“Origamy crackles with a strange and brilliant energy, and folds the conventions of SF into beautiful new shapes. A rare and wonderful debut.” – Adam Roberts
“Perhaps the most astonishing and original piece of SF I’ve read in a long, long while.” – Adrian Tchaikovsky
“A visionary masterpiece. Science Fiction, Fantasy, science and poetry combine to create a lyric on life and death that spans the whole of creation. Delightful and mind-expanding. If you miss it you have missed one of the finest examples of literary art.” – Justina Robson
Origamy (verb). The artful and athletic practice of weaving spacetime fabrics to discover outlandish places and events.
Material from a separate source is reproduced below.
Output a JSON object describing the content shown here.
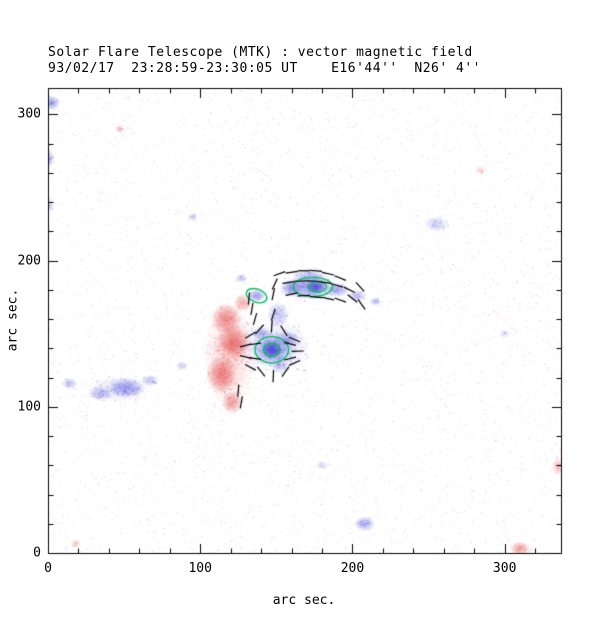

Something that emerged from among the folded spaces between linen sheets, it results in the compulsion to relentlessly explore and push at the limits of existence, by creatively transcending the conventions of spacetime.
Origamer (noun). One who explores various dimensions of existence and encounters different life forms by applying a range of practices to travel through spacetime. Players are required to continually adapt to ever changing circumstances, experience breathtaking spectacles and to bring back stories from throughout the cosmos.
Mobius knows she isn’t a novice weaver, but it seems she must re-learn the art of manipulating spacetime all over again. Encouraged by her parents, Newton and Shelley, she starts to experiment, and is soon traveling far and wide across the galaxy, encountering a dazzling array of bizarre cultures and races along the way. Yet all is not well, and it soon becomes clear that a dark menace is gathering, one that could threaten the very fabric of time and space and will require all weavers to unite if the universe is to stand any chance of surviving.
Rachel Armstrong’s stunning debut novel rewrites the rules of science fiction and may just rewrite how you view the world.